1 www.emphysema.net/intro.html
2 Croxton TL, Weinmann GG, Senior RM et al. Clinical research in chronic obstructive pulmonary disease: needs and opportunities. Am J Respir Crit Care Med 2003; 167: 1142-9.
3 www.goldcopd.com
4 www.thoracic.org/copd
5 Brusasco V, Hodder R, Miravitlles M et al. Health outcomes following treatment for six months with once daily tiotropium compared with twice daily salmeterol in patients with COPD. Thorax 2003; 58: 399-404.
6 Hutton SF. Tiotropium (Spiriva®) for COPD. Am Fam Physician 2004; 69: 2901-2.
7 Oostenbrink JB, Rutten-van Molken MP, Al MJ, Van Noord JA, Vincken W. One-year cost-effectiveness of tiotropium versus ipratropium to treat chronic obstructive pulmonary disease. Eur Respir J 2004; 23: 241-9.
8 O'Connor BJ, Towse LJ, Barnes PJ. Prolonged effect of tiotropium bromide on methacholine-induced bronchoconstriction in asthma. Am J Respir Crit Care Med 1996; 154: 876-80.
9 Anthonisen NR, Connett JE, Kiley JP et al. Effects of smoking intervention and the use of an inhaled anticholinergic bronchodilator on the rate of decline of FEV1. The Lung Health Study. JAMA 1994; 272: 1497-505.

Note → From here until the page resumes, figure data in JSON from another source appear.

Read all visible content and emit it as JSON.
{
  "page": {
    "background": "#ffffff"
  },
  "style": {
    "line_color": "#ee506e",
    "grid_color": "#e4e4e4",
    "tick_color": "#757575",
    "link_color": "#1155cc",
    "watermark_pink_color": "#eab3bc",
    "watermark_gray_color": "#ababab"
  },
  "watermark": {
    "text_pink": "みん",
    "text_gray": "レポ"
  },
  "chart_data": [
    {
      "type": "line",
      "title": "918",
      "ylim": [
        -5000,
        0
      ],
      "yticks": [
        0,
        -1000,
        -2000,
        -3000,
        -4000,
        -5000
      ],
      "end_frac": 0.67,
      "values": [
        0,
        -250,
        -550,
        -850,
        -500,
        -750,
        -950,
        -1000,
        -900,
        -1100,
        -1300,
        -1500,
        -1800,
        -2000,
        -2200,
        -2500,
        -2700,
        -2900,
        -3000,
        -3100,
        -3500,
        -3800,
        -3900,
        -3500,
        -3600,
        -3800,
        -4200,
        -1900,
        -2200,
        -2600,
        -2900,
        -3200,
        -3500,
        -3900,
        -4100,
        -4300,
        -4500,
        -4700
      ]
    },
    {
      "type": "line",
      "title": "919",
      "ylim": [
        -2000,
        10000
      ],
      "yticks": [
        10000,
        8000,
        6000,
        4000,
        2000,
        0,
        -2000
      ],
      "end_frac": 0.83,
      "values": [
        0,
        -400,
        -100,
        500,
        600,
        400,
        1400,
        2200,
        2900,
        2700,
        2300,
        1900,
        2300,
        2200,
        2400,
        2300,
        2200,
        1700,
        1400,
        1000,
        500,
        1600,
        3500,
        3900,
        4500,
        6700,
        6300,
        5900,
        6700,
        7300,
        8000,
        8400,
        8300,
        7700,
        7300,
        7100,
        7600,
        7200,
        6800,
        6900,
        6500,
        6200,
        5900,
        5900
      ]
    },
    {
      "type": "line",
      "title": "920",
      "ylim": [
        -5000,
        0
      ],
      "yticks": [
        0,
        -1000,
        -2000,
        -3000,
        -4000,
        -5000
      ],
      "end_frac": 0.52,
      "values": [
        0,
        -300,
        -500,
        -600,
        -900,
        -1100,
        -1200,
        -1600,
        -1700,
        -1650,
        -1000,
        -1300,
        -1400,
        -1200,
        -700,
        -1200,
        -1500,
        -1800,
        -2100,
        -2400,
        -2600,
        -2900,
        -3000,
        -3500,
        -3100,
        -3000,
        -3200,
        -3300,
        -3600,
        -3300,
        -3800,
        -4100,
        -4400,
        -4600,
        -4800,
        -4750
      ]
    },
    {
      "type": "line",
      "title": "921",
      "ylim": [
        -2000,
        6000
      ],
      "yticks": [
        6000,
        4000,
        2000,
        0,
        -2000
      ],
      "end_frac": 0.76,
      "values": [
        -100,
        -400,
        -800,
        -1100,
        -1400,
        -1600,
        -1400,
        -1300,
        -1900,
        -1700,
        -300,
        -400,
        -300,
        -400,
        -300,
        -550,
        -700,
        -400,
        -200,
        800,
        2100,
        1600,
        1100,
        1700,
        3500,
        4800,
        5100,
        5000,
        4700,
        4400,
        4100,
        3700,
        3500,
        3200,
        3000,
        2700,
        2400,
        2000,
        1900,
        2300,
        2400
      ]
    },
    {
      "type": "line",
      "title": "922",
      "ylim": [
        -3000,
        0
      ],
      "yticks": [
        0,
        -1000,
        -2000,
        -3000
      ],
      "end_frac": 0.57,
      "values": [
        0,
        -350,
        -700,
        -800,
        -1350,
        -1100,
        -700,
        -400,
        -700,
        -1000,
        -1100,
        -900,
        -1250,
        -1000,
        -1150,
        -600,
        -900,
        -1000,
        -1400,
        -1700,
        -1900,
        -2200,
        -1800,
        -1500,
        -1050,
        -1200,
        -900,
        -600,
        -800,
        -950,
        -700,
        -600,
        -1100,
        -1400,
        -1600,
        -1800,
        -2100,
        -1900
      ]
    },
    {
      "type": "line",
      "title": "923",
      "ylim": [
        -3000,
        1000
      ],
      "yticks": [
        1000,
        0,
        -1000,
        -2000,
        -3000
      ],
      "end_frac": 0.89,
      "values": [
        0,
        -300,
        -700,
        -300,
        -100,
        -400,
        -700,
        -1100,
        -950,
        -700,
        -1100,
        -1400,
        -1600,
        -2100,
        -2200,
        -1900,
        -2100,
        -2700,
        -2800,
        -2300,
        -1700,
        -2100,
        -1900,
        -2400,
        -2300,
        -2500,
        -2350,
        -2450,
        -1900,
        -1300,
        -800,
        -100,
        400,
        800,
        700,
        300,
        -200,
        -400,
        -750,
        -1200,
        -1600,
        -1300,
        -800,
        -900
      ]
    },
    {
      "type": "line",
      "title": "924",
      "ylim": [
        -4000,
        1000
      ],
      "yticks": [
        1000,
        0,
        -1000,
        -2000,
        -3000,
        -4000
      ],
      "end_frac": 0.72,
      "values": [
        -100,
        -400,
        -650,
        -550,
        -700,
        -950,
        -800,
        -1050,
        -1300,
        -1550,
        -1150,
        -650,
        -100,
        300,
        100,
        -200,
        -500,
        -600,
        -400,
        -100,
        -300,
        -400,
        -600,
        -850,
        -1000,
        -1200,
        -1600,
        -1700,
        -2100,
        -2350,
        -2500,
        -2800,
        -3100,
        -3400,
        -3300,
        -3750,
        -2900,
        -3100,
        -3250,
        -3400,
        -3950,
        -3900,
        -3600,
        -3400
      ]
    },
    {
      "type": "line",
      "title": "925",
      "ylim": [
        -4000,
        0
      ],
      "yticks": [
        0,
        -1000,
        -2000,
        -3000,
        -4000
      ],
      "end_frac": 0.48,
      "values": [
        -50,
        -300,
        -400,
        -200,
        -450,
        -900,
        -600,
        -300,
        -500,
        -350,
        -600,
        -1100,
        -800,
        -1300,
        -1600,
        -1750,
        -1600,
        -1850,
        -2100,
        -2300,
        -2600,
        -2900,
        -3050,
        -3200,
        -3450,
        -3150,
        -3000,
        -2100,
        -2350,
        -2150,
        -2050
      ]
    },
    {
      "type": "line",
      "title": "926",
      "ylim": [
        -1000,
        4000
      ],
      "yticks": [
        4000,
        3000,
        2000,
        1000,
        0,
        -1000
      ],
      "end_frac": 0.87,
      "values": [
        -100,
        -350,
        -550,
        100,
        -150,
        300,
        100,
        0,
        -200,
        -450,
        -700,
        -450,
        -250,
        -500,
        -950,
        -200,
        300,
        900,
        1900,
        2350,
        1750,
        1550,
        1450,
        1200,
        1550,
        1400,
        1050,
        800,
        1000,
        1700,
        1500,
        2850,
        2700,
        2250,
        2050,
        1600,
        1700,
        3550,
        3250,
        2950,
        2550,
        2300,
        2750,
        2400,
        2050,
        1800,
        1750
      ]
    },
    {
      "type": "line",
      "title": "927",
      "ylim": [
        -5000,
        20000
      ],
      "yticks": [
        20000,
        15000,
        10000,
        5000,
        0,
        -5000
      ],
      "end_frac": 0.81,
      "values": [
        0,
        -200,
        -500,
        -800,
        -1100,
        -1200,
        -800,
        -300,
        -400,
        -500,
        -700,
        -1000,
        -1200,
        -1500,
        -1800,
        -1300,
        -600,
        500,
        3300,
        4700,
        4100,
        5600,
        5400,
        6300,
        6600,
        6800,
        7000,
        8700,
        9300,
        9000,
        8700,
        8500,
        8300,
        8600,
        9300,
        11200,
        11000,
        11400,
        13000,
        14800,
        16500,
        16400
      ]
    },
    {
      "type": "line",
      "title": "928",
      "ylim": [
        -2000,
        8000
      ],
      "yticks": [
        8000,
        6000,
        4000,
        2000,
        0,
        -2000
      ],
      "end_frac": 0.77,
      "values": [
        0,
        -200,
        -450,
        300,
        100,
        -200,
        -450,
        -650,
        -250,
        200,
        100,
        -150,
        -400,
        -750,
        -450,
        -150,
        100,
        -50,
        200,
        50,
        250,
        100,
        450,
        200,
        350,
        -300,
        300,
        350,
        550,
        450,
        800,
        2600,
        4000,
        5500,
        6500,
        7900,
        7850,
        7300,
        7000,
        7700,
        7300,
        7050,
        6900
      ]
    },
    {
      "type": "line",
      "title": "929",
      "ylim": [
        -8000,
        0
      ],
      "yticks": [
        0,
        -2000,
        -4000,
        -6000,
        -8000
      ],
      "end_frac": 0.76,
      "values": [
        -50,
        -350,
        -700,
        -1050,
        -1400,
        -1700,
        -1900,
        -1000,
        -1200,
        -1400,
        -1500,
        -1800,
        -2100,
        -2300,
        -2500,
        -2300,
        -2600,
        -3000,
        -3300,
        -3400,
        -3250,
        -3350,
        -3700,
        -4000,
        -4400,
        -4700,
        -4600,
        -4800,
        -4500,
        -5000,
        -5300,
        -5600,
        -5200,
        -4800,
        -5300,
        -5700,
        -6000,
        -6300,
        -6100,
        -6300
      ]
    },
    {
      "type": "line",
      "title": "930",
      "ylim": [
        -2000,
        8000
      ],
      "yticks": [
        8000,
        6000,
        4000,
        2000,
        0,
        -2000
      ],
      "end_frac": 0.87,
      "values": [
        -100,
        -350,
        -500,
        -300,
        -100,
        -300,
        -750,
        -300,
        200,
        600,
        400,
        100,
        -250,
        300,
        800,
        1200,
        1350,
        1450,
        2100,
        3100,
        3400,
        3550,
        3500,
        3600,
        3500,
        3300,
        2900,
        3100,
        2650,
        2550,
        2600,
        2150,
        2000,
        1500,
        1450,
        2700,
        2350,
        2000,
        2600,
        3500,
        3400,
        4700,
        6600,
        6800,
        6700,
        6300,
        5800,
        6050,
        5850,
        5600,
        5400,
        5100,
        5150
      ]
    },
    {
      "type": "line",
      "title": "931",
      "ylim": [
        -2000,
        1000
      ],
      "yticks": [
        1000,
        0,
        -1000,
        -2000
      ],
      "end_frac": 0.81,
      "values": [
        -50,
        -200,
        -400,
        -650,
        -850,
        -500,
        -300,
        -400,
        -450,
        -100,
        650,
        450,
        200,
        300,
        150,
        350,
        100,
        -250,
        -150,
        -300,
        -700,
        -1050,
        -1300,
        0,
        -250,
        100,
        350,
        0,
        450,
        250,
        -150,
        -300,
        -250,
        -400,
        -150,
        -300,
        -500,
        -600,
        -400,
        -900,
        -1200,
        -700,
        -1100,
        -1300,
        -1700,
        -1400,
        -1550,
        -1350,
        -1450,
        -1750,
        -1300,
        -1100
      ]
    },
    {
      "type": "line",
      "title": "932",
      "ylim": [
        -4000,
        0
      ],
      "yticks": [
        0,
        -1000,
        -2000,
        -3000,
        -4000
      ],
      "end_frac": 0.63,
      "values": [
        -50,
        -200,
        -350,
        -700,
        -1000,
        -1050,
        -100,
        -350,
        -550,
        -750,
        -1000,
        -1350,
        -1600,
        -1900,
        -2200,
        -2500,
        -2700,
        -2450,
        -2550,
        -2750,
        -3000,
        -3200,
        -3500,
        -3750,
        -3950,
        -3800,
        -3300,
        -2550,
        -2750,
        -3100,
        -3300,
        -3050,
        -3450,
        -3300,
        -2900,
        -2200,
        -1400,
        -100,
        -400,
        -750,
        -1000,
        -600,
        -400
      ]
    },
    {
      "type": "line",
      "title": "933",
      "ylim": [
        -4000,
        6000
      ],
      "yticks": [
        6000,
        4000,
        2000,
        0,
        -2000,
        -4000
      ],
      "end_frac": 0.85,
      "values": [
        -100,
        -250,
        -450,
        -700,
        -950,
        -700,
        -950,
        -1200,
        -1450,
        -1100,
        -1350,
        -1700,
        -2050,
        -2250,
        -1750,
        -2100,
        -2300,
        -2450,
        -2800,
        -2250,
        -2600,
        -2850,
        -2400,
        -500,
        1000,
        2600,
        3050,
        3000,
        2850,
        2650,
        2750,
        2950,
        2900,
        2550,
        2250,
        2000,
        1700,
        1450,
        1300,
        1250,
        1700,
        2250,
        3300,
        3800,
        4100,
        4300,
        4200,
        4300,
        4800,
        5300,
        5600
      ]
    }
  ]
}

10 Lanes S, Golisch W, Mikl J. Ipratropium and lung health study. Am J Respir Crit Care Med 2003; 167: 801-2.

During 2002-5, Paul D Scanlon, MD, received research funding from Boehringer Ingelheim, Dey Pharmaceuticals, GlaxoSmithKline, LaRoche and ONO Pharmaceuticals. He has no other financial interest in these or any other commercial entity that has an interest in the subject matter of this Editorial.